La economía se desnacionalizó, pasando a manos de los monopolios extranjeros, muchas veces asociados con la gran burguesía argentina. Esta transferencia ocurrió, en un primer momento, lentamente, para luego acelerarse, sobre todo desde principios de los noventa, hasta prácticamente concluir a fines del siglo XX. Esta centralización monopólica implicó la desaparición del Estado empresario y la casi liquidación de la burguesía nacional. Esta clase social, que había tenido una enorme importancia a mediados del siglo, se diferenció cada vez más. Mientras un sector evolucionó hasta alcanzar a definirse como gran burguesía y se entrelazó con el capital extranjero, teniendo un peso significativo en varias ramas de la producción, su porción mayoritaria declinó de un modo cada vez más ostensible.

El imperialismo norteamericano fue claramente dominante durante la segunda mitad del siglo. Sin embargo, en la última década, sobre todo durante el proceso privatizador, los monopolios europeos, le disputaron la hegemonía.

La deuda externa, en particular la pública, creció sostenidamente hasta alcanzar, a fines del siglo, importes descomunales.

La conducción política del proceso, en general, estuvo en manos de la alianza del imperialismo, principalmente norteamericano, con la gran burguesía argentina.

Estas tendencias avanzaron por etapas y no se desarrollaron de manera lineal. En algunos casos, el avance fue profundo y veloz, muy pocas veces sufrió un retroceso relativo.



1955 - 1976



El golpe de septiembre de 1955 indicó el comienzo del desmantelamiento del modelo de capitalismo nacional que había articulado Perón.

El Fondo Monetario Internacional comenzó a adquirir, en nuestro país, mayor ingerencia en la elaboración de políticas económicas. Este organismo, ha exigido, desde 1957, un programa que, en muchas de sus pautas, aún hoy continúa vigente; entre otras: reducir el déficit fiscal, disminuir la protección arancelaria, reducir los salarios reales y fomentar el endeudamiento externo.
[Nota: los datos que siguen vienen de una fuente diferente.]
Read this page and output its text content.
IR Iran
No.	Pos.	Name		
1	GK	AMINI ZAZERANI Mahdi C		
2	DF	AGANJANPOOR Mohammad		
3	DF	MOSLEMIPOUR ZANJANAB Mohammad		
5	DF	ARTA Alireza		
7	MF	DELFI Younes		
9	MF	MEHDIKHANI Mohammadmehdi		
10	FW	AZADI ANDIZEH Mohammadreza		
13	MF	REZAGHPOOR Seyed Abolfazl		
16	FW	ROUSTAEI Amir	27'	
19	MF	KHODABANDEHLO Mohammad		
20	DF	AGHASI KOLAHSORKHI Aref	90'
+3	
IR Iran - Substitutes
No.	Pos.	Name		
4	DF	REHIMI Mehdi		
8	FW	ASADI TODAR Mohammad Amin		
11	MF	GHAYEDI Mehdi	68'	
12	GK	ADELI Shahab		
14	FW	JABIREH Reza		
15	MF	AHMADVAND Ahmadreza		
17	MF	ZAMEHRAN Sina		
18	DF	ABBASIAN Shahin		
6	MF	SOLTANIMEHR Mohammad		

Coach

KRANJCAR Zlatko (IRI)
La etapa abierta a partir de 1958, con el desarrollismo, mostró la expresión local de una nueva fase en la evolución del imperialismo. Los capitales que se invertían en los países dependientes, sin dejar de producir materias primas para las grandes potencias, como se venía realizando desde su inicio, buscaban también el aprovechamiento del mercado interno. El capital financiero norteamericano, ahora claramente hegemónico, había desplazado al inglés, que predomino desde el siglo XIX hasta la década del cuarenta. Esta sustitución de una potencia rectora por otra importará para Argentina una seria dificultad para insertarse en el mercado mundial. Gran Bretaña, mientras fue dominante, absorbía gran parte de nuestra producción agropecuaria . En cambio, EE.UU. no adquiría nuestras principales mercancías de exportación e, incluso, resultará un serio competidor en el mercado mundial.

El gobierno de la Unión Cívica Radical, entre 1963 y Junio de 1966, implicó un tibio intento de la burguesía nacional de resistir el avance del capital monopólico. Ejemplo de esto fue la anulación de las concesiones petroleras.

En 1966, la dictadura de Onganía retomó el rumbo y marcó un salto de calidad en el curso del proceso. Se agudizaron la concentración y la centralización del capital y adquirieron más relevancia las inversiones foráneas. En 1969, las 100 principales empresas industriales extranjeras producían casi el 20% del total de Argentina, mientras que en 1957 su participación había sido del 11,8%. Considerando al conjunto de las empresas extranjeras, su proporción se había elevado del siguiente modo: 18,2% en 1955, 24,7% en 1962, 26,8% en 1966 y 31% en 1972. Para entonces, resultaba clara la hegemonía del capital norteamericano. En 1969, más de la mitad de la producción industrial realizada por empresas extranjeras correspondían a filiales norteamericanas, el 15,7% a británicas y el 10,8 a francesas.

También adquirió mayor relevancia la influencia del Fondo Monetario Internacional en el diseño de las políticas económicas.

La burguesía nacional se diferenciaba cada vez más. Un sector de ella evoluciono teniendo un peso significativo en varias ramas de la producción como alimentación y vinos.

Las relaciones de producción capitalista se seguían expandiendo en Argentina. El crecimiento de la masa de asalariados es un buen indicador de este fenómeno. Si en 1947 los trabajadores en relación de dependencia representaban el 68,1% del total de la población ocupada, en 1970 se había elevado al 70,8%.

La clase obrera, en su lucha contra la dictadura, comienza un crecimiento organizativo y político significativo. Rebeliones como el Cordobazo y el Viborazo harán temblar al régimen. Este se verá obligado, poco después, para sortear la crisis, a buscar una salida electoral.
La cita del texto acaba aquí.